= Terry Dolan (activist) =

American political activist (1950–1986)

John Terrence "Terry" Dolan (1950 – December 28, 1986) was an American New Right political activist who was a co-founder and chairman of the National Conservative Political Action Committee (NCPAC). Dolan was also, during the mid to late 1970s, in the leadership of Christian Voice, "the nation's oldest conservative Christian lobby".

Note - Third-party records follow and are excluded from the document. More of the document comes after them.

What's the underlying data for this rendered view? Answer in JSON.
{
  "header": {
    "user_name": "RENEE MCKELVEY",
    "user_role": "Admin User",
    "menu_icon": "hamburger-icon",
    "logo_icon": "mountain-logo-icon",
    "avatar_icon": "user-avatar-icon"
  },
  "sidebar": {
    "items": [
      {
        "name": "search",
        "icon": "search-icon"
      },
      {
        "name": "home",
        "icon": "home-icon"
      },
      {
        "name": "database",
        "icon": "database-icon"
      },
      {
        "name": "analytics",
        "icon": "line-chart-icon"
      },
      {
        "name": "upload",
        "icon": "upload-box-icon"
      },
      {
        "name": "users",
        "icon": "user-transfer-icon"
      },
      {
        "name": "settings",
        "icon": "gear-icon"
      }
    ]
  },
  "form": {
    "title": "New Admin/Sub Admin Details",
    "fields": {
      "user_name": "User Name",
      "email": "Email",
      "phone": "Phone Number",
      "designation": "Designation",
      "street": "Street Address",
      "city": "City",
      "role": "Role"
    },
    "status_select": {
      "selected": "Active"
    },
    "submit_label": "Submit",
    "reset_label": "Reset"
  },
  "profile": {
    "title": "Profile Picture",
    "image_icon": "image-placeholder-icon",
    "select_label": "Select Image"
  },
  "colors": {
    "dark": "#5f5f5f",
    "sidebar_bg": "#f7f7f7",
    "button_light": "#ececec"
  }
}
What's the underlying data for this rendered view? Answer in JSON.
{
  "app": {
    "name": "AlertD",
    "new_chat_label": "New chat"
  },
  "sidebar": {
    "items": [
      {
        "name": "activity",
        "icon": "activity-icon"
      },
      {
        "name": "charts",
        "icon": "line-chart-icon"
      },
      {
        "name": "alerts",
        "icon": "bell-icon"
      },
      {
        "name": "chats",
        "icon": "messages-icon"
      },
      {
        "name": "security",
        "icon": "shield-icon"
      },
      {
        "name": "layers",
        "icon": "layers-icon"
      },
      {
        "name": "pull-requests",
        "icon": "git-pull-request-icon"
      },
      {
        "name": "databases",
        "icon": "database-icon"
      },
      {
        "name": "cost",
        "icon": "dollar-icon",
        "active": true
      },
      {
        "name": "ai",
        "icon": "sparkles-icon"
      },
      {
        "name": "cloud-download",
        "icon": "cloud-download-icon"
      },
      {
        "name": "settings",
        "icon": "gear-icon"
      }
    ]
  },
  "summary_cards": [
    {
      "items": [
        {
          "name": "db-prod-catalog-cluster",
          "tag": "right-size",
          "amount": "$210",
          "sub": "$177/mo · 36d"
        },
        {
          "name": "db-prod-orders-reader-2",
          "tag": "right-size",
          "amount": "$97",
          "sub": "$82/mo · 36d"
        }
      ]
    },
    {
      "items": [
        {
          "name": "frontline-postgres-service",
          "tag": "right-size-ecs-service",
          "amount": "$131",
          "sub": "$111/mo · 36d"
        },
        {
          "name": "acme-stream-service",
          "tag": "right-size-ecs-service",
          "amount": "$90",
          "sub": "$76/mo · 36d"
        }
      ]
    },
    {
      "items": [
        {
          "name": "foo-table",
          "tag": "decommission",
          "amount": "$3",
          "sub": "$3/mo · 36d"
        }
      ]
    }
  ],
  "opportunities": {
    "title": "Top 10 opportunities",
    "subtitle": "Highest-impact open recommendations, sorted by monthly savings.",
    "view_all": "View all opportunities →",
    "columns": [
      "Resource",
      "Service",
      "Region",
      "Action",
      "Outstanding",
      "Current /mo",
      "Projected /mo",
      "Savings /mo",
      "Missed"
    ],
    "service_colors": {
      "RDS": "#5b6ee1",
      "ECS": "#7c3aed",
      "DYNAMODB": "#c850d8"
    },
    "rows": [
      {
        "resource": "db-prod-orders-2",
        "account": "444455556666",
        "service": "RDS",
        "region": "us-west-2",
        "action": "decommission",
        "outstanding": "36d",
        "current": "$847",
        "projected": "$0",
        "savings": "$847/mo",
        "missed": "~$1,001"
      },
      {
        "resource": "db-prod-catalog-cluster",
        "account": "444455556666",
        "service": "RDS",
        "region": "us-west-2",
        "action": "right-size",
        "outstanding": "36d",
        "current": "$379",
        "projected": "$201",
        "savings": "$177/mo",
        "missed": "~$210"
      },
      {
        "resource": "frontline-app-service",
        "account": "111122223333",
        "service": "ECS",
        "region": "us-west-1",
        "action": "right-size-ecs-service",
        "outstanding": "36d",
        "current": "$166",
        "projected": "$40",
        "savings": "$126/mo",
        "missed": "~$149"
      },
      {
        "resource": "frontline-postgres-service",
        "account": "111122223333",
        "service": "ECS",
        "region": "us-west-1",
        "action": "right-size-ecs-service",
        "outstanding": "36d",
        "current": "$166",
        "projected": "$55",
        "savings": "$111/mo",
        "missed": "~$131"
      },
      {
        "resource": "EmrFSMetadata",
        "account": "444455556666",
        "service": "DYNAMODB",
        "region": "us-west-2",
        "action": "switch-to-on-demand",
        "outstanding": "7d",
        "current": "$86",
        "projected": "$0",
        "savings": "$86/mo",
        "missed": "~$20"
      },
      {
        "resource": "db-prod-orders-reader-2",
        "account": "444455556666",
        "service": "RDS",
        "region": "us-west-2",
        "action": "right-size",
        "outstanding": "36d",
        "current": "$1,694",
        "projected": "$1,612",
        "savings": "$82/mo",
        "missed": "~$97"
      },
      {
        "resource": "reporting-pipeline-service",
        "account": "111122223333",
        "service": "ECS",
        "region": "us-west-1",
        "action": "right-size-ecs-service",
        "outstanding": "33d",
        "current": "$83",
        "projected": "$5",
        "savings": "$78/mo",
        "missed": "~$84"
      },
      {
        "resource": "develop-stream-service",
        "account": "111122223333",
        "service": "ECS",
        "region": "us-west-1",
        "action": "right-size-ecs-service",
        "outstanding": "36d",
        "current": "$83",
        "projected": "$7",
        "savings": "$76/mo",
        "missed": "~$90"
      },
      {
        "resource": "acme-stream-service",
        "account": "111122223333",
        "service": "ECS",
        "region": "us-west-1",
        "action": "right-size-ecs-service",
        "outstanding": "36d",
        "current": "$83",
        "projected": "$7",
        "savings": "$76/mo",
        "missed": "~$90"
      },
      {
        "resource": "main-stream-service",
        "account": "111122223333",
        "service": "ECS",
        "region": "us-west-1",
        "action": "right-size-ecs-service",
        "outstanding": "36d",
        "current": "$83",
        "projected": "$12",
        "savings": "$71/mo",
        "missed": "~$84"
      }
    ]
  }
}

While Dolan was a proponent of family values and the organizations he led were persistently critical of gay rights, he was revealed to have been a closeted homosexual, who frequented gay bars in Washington, D.C. At a Washington fundraising event in 1985, AIDS activist Larry Kramer reportedly tossed a glass of water in his face. Dolan died from complications of AIDS at the age of 36. He is one of many with panels dedicated to them (in his case three panels) in the AIDS Quilt.

==Political activities==
===College Republicans===
A native of Connecticut, Dolan became active in politics during his teens as a Republican volunteer. At age 21, he worked as a paid organizer in Richard Nixon's 1972 presidential re-election campaign. The following year, he was a candidate for chairman of the College Republican National Committee but lost to Karl Rove.

===Christian Voice to Moral Majority===
After Christian Voice co-founder Dr. Robert Grant ousted Dolan, Howard Phillips, and Richard Viguerie from the Christian Voice organization, the trio went on to help persuade Jerry Falwell to build a new Christian Right organization, the Moral Majority.

===National Conservative Political Action Committee===
Dolan was later a co-founder and chairman of the National Conservative Political Action Committee (NCPAC). He co-authored Reagan: A President Succeeds with Gregory Fossedal. His brother, Anthony R. Dolan, was also a political activist and Ronald Reagan's chief presidential speechwriter.

Dolan was a member of the Council for National Policy Board of Governors, a member of the advisory board for CAUSA International (an educational, anti-communist organization founded by Unification Church leader Sun Myung Moon), and Director of Conservatives Against Liberal Legislation (CALL).